Non. D’abord, avant de condamner en bloc ces stratégies de quasi-marchés, au demeurant très particuliers puisque les prix dépendent avant tout de normes publiques, il faudrait réfléchir à la diversité des solutions qui s’offrent et que l’on peut combiner pour contraindre vraiment les acteurs à réduire leurs dommages environnementaux, en n’oubliant pas en route la justice sociale. Mais c’est une autre question. Ensuite, ce n’est pas parce qu’il existe des amendes pour excès de vitesse ou des sanctions pénales que cela conduit à des marchés des amendes ou des sanctions, qui seraient parfaitement possibles. La décision politique de créer de tels marchés n’a rien à voir avec ce qui précède, qui relève de la recherche de normes et de conventions par la délibération, à l’exact opposé des "lois" des marchés.

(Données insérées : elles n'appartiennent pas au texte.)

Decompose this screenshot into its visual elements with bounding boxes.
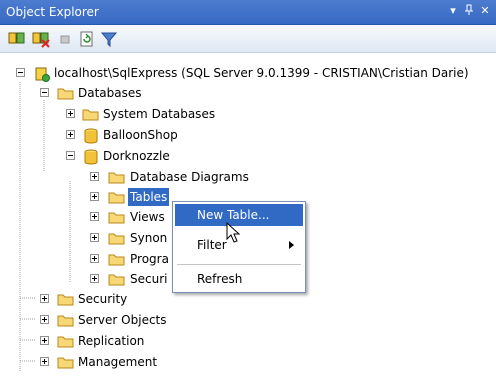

Mais je le répète à nouveau pour conclure : de tels indicateurs "monétarisés" ont de fortes limites et sont moins décisifs et moins précis que les indicateurs physiques d’alerte. Quand un incendie risque de se déclarer, il est plus important d’avoir des détecteurs de fumée, des extincteurs et des pompiers que des analyses des coûts de réparation… Mais pour autant, chiffrer le coût des mesures de prévention et prendre ces mesures en connaissance de cause en répartissant les efforts n’est pas négligeable, pas plus que l’estimation, même fragile, des dommages potentiels ou des incitations monétaires à mieux se comporter. Cela suppose une alliance nouvelle de l’analyse économique, de l’écologie et de la démocratie.